Limits could include specifying which sources to use (e.g. "only include information you found on our website or respected industry publications") or factors like length (e.g. "keep your answer under 1000 words").
Even if you include specific limits in your prompt related to accuracy, you should always double-check the information anLLM (large language model) provides. Clear guardrails can help reduce hallucinations, but so far they're not enough to fully prevent them.
6. Specify Style & Tone
Gemini can tailor its output to a range of writing styles. If readability for a broad audience is important, you could tell it to keep its response at a 5th-grade writing level. If your audience is upper-level professionals, you could suggest a more formal, professional writing style.
7. Follow Up
One of the great things about Gemini is that you're never stuck with the first response. If your initial prompt doesn't produce the result you want, keep going. You can refine your original prompt, start over with a new approach, or ask questions to get a better idea of what follow-up prompts will get you closer to what you need.

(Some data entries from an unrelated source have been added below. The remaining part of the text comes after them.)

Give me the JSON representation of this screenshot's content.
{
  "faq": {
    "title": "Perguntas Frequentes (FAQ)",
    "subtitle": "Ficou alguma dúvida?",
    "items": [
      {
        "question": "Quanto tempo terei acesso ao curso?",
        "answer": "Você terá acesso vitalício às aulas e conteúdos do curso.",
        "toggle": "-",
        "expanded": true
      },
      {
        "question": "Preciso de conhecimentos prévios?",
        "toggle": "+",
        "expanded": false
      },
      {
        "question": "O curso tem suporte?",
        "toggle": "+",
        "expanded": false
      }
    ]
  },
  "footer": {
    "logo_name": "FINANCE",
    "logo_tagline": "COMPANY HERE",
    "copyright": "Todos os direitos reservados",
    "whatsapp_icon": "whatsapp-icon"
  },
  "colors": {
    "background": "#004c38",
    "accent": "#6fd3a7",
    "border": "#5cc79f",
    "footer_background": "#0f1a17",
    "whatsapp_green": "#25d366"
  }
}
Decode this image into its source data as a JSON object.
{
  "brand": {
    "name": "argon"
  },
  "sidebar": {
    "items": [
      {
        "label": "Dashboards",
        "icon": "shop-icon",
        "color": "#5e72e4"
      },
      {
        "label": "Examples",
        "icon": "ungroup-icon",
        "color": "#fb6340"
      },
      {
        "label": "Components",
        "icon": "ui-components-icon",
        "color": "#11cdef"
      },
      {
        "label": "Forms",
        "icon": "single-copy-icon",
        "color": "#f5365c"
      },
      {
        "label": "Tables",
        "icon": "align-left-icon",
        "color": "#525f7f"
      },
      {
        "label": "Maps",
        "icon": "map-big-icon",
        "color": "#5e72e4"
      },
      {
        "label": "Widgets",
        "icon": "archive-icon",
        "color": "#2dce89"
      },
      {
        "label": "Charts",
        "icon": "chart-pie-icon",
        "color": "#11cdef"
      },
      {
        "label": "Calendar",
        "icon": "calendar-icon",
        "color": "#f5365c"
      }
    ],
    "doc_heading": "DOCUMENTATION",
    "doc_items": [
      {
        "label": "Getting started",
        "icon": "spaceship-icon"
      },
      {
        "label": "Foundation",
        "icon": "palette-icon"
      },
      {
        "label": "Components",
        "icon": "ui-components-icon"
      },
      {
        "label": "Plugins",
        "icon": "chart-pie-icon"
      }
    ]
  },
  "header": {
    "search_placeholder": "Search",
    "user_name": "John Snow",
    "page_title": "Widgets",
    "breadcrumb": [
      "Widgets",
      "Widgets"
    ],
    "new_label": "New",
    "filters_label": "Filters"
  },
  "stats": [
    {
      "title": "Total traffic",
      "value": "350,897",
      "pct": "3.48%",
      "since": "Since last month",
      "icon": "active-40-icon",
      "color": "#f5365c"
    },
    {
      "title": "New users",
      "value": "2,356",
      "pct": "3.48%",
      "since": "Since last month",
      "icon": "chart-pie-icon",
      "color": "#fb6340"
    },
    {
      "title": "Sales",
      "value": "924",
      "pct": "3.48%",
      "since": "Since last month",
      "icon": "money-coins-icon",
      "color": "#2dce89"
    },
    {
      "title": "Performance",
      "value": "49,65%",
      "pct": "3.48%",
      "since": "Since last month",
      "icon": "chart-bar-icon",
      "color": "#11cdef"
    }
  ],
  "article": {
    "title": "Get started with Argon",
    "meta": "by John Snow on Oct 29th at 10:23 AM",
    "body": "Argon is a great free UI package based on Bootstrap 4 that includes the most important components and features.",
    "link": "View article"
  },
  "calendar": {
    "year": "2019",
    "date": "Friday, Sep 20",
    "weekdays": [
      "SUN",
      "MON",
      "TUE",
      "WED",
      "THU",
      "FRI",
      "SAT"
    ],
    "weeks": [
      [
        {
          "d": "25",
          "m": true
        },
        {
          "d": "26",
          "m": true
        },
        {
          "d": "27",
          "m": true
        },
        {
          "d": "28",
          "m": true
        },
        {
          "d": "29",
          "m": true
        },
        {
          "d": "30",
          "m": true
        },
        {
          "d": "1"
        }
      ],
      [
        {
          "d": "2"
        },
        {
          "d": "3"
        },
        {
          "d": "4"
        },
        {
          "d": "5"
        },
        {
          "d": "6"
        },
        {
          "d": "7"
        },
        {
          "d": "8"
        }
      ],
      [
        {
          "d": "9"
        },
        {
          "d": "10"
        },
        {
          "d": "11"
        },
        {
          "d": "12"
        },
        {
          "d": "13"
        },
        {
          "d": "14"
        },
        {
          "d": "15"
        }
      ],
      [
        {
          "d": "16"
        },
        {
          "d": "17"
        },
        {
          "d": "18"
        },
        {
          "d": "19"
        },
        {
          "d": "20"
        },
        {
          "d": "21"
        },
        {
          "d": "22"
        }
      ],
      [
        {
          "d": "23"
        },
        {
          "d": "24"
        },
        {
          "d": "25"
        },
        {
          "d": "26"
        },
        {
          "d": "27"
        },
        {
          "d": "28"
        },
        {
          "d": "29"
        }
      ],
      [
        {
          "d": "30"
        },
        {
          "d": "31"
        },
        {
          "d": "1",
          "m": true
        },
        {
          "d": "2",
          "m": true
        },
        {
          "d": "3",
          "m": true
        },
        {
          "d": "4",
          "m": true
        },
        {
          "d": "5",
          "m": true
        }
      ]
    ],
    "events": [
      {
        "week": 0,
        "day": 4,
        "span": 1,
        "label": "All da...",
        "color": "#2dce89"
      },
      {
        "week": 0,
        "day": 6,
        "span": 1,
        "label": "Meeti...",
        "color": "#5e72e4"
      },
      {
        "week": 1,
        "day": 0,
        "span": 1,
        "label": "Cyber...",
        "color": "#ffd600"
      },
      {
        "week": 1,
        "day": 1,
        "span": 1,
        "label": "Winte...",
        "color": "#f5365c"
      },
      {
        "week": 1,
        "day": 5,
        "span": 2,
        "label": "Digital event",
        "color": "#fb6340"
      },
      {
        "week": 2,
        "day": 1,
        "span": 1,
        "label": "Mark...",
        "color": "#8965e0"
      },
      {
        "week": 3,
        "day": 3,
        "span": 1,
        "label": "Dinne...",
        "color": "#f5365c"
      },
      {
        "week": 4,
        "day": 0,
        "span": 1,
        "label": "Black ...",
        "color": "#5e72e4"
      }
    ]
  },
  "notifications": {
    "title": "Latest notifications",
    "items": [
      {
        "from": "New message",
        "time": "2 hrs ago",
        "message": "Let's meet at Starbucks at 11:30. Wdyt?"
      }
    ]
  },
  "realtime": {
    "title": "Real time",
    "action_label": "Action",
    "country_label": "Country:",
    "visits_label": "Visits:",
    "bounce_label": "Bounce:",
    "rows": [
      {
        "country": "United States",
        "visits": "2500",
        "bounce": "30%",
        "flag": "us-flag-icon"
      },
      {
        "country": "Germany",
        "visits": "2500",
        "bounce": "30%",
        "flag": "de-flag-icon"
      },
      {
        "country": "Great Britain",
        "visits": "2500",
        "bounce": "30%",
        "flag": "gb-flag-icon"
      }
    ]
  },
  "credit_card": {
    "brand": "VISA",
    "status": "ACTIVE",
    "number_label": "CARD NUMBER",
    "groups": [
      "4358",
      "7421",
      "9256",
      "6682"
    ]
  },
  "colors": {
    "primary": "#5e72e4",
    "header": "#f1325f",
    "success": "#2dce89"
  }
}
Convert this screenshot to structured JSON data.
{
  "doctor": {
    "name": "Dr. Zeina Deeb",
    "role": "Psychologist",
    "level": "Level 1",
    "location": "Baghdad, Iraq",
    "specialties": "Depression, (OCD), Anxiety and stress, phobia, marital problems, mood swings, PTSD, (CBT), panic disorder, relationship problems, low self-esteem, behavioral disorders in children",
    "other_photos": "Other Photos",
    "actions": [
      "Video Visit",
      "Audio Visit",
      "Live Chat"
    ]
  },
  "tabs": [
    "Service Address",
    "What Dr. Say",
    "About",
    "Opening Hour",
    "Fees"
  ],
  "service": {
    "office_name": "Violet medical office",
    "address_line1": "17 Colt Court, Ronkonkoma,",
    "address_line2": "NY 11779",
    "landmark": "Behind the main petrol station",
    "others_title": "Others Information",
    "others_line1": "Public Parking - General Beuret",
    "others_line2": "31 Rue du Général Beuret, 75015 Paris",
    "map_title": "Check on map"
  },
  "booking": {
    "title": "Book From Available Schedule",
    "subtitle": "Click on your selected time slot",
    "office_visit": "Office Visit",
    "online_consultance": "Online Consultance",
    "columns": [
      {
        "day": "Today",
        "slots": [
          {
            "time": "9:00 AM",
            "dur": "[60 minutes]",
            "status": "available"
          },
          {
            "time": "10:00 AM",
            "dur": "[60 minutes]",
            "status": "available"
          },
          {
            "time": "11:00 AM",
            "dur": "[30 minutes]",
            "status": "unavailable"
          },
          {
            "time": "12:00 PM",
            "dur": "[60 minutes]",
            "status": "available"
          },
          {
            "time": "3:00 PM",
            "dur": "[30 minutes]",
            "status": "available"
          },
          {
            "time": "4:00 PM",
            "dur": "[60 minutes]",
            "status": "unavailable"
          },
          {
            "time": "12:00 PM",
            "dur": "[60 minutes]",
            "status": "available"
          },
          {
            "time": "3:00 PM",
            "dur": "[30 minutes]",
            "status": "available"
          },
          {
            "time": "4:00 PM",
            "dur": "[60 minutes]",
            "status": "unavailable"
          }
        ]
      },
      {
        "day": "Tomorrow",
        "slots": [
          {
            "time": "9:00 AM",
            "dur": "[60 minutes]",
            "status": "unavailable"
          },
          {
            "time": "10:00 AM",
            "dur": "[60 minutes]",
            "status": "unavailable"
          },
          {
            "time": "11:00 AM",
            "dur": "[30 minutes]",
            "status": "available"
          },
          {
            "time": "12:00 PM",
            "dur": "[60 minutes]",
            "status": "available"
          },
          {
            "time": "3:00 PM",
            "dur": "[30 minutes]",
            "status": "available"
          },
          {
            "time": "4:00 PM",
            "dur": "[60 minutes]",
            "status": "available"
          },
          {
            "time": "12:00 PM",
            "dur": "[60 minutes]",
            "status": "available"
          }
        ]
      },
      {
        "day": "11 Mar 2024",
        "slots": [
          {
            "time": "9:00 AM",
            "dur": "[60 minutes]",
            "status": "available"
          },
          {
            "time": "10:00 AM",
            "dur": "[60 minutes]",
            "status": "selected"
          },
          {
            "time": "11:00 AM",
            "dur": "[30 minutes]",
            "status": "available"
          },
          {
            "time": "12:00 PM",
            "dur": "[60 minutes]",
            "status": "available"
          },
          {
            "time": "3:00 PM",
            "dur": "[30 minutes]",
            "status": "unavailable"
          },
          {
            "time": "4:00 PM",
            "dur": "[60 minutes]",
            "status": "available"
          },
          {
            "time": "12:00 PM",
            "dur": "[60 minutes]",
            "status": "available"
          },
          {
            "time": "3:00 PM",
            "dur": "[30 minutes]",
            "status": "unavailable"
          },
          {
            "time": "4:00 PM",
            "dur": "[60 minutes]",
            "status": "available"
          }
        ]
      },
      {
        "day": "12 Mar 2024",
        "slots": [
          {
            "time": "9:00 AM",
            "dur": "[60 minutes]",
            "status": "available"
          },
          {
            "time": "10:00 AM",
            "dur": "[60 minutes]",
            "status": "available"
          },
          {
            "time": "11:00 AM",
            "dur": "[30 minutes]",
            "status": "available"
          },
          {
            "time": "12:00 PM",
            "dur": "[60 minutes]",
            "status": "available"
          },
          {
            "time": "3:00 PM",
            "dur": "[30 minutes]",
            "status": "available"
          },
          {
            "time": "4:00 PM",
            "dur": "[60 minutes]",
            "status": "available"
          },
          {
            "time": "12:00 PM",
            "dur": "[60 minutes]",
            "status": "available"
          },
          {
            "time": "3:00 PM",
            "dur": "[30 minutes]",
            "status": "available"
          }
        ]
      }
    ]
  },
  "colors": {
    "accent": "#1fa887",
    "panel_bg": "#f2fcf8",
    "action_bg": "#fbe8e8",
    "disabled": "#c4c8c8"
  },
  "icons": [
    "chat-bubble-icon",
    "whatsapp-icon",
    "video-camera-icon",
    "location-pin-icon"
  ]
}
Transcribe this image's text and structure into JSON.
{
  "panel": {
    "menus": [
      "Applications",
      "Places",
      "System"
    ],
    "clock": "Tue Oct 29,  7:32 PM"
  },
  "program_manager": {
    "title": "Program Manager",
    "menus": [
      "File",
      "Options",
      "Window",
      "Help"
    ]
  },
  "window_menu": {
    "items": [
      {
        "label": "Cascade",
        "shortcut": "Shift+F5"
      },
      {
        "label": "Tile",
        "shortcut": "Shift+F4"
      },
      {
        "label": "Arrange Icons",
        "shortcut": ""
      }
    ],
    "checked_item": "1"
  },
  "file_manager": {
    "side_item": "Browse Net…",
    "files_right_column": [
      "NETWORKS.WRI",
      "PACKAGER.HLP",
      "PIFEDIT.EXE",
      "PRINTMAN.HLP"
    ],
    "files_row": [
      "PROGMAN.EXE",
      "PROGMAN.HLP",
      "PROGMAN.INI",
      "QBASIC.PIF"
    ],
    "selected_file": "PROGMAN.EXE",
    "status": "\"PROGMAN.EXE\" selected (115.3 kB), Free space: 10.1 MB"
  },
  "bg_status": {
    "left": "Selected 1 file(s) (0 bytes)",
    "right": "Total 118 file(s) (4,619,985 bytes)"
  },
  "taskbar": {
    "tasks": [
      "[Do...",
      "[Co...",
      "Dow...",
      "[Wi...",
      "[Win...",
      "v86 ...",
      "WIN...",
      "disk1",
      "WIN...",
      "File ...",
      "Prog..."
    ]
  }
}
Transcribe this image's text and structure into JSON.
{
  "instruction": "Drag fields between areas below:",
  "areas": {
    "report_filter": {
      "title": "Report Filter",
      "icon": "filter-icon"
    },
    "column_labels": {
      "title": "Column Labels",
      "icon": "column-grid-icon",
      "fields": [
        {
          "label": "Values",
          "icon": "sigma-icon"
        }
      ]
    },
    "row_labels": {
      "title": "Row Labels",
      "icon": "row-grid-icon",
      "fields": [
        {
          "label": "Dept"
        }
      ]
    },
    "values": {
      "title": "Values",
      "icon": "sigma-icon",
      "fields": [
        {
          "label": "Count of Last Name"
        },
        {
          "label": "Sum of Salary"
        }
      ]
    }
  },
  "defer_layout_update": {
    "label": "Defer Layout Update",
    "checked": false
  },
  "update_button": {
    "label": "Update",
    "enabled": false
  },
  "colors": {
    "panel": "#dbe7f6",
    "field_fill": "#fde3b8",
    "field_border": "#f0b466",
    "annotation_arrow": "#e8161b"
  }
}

You could tell Gemini to rewrite the response in a formal tone, tell it to provide a shorter version, or ask it to provide sources for the information it included. You can go back-and-forth as long as it takes to get a version of the response you want to work with.
8. Rate Your Response
After Gemini has generated your text, you can provide feedback. If the response is impressive, you can click the thumbs-up button. If Gemini included a hallucination or failed to follow your instructions, you can give it a thumbs down and tell the tool why.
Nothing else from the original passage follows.